Hill did throw 72 strikes in 104 pitches, and only walked one, with six strikeouts. But he seemingly loses focus at the worst times to lose focus. Time for him to sit down with Lou, or Larry, or both, in the video room and see what's been going on in his last five starts, where he's seen his ERA jump more than a run, from 2.71 to 3.81 after today.

So before I head out to a holiday party (enjoy yours, if you're going!), I wanted to say a bit about Pat Hughes and Dave Otto. I was listening to the game on the radio for a while, and Pat started talking about how teams almost always played doubleheaders on July 4 -- there was, in fact, a note in the Cubs' media notes this morning about the Cubs having more wins on July 4 than on any other calendar date. To which I say, "Duh!" Since July 4 is the only specific date on the calendar where DH were played for decades (yes, they played on Memorial Day and Labor Day, too, but those dates have migrated over the years), they've obviously played more games on July 4 than on any other calendar date, thus more wins.

Anyway, Hughes started mentioning famous July 4 games, including Dave Righetti's no-hitter on July 4, 1983, and this bizarre Mets/Braves game on July 4, 1985, which went 19 innings, was six hours and ten minutes of playing time and had over two hours of rain delays, and was tied up twice by the Braves in the bottom of extra innings -- the second time on a HR in the 18th inning by pitcher Rick Camp, who was a career .074 hitter, and then about 10,000 fans stuck around for the postgame fireworks that began at 4 am.

And then Otto piped up and said that the Cubs had played a DH on July 4, 1994; that it had ended around 1 am; that he couldn't remember if it had been scheduled or if it was a makeup; and that he had pitched in relief that day.

Well, I haven't been much of a fan of Otto's work, so I was skeptical of this claim.

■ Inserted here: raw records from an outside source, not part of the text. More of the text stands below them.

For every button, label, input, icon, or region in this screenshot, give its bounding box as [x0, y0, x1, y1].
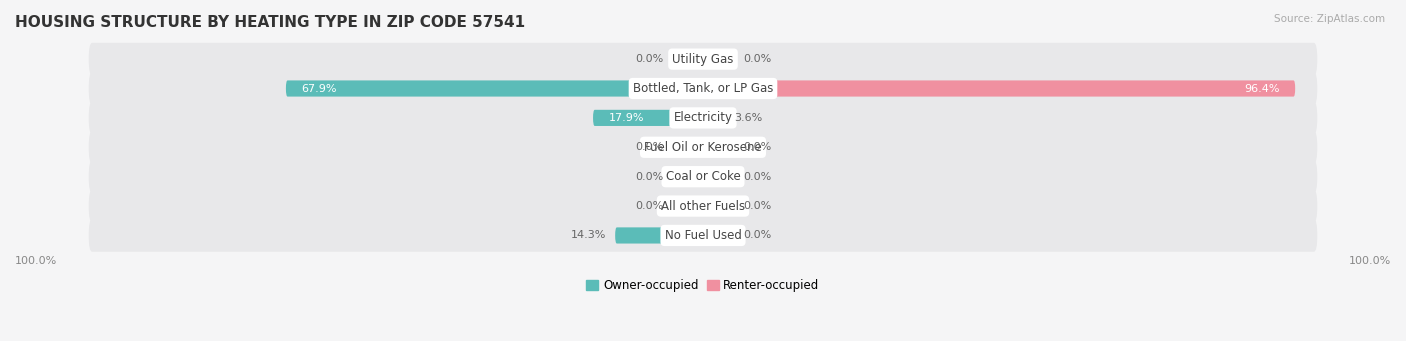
Text: 14.3%: 14.3%: [571, 231, 606, 240]
FancyBboxPatch shape: [703, 227, 734, 243]
FancyBboxPatch shape: [672, 168, 703, 185]
FancyBboxPatch shape: [703, 139, 734, 155]
Text: 67.9%: 67.9%: [301, 84, 337, 93]
Legend: Owner-occupied, Renter-occupied: Owner-occupied, Renter-occupied: [583, 277, 823, 295]
FancyBboxPatch shape: [672, 198, 703, 214]
Text: Electricity: Electricity: [673, 112, 733, 124]
FancyBboxPatch shape: [703, 110, 725, 126]
FancyBboxPatch shape: [89, 131, 1317, 164]
FancyBboxPatch shape: [703, 51, 734, 67]
FancyBboxPatch shape: [89, 160, 1317, 193]
Text: 17.9%: 17.9%: [609, 113, 644, 123]
Text: 100.0%: 100.0%: [15, 256, 58, 266]
Text: Coal or Coke: Coal or Coke: [665, 170, 741, 183]
FancyBboxPatch shape: [616, 227, 703, 243]
Text: All other Fuels: All other Fuels: [661, 199, 745, 212]
Text: 0.0%: 0.0%: [742, 54, 770, 64]
Text: 3.6%: 3.6%: [734, 113, 762, 123]
Text: No Fuel Used: No Fuel Used: [665, 229, 741, 242]
FancyBboxPatch shape: [703, 80, 1295, 97]
Text: HOUSING STRUCTURE BY HEATING TYPE IN ZIP CODE 57541: HOUSING STRUCTURE BY HEATING TYPE IN ZIP…: [15, 15, 524, 30]
Text: 0.0%: 0.0%: [636, 142, 664, 152]
Text: Bottled, Tank, or LP Gas: Bottled, Tank, or LP Gas: [633, 82, 773, 95]
FancyBboxPatch shape: [285, 80, 703, 97]
Text: Utility Gas: Utility Gas: [672, 53, 734, 65]
Text: 96.4%: 96.4%: [1244, 84, 1279, 93]
Text: 0.0%: 0.0%: [742, 231, 770, 240]
Text: Source: ZipAtlas.com: Source: ZipAtlas.com: [1274, 14, 1385, 24]
FancyBboxPatch shape: [703, 198, 734, 214]
Text: 0.0%: 0.0%: [636, 54, 664, 64]
FancyBboxPatch shape: [89, 72, 1317, 105]
Text: Fuel Oil or Kerosene: Fuel Oil or Kerosene: [644, 141, 762, 154]
FancyBboxPatch shape: [672, 51, 703, 67]
Text: 0.0%: 0.0%: [636, 172, 664, 182]
FancyBboxPatch shape: [89, 102, 1317, 134]
Text: 0.0%: 0.0%: [742, 142, 770, 152]
FancyBboxPatch shape: [89, 219, 1317, 252]
FancyBboxPatch shape: [672, 139, 703, 155]
FancyBboxPatch shape: [703, 168, 734, 185]
FancyBboxPatch shape: [89, 190, 1317, 222]
FancyBboxPatch shape: [89, 43, 1317, 75]
Text: 0.0%: 0.0%: [742, 172, 770, 182]
Text: 100.0%: 100.0%: [1348, 256, 1391, 266]
Text: 0.0%: 0.0%: [742, 201, 770, 211]
FancyBboxPatch shape: [593, 110, 703, 126]
Text: 0.0%: 0.0%: [636, 201, 664, 211]
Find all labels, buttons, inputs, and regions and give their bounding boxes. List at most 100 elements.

But darned if he wasn't exactly right. There was indeed a doubleheader at Wrigley Field on July 4, 1994; the Cubs split it, winning the first game 4-3 on a last-of-the-9th rally started by a player named Zambrano -- that's Eddie Zambrano, a spare-part outfielder who only lasted the one year, and losing the second game 4-2 in 15 innings; it's my recollection, although it doesn't say so in either box score, that there was a torrential rainstorm on the north side of Chicago that day, delaying the start of the second game a couple of hours and forcing that (approximate) 1 am finish that Otto described on the radio today. And for his participation, Otto was also right -- he threw two scoreless innings in relief of starter Jim Bullinger.

I'm still not crazy about Otto as a game analyst, but give him credit for this 13-year-old memory.

Finally, maybe it's time for Derrek Lee to drop his appeal and serve his suspension. He just doesn't look sharp and maybe a few days' rest will help. He can play in the All-Star Game as a sort of exhibition tuneup for returning a week from this weekend at home.

Anyway, today wasn't a good day -- but win tomorrow and you've accomplished what I thought the Cubs could do in this series, win three out of four. Happy Fourth to all.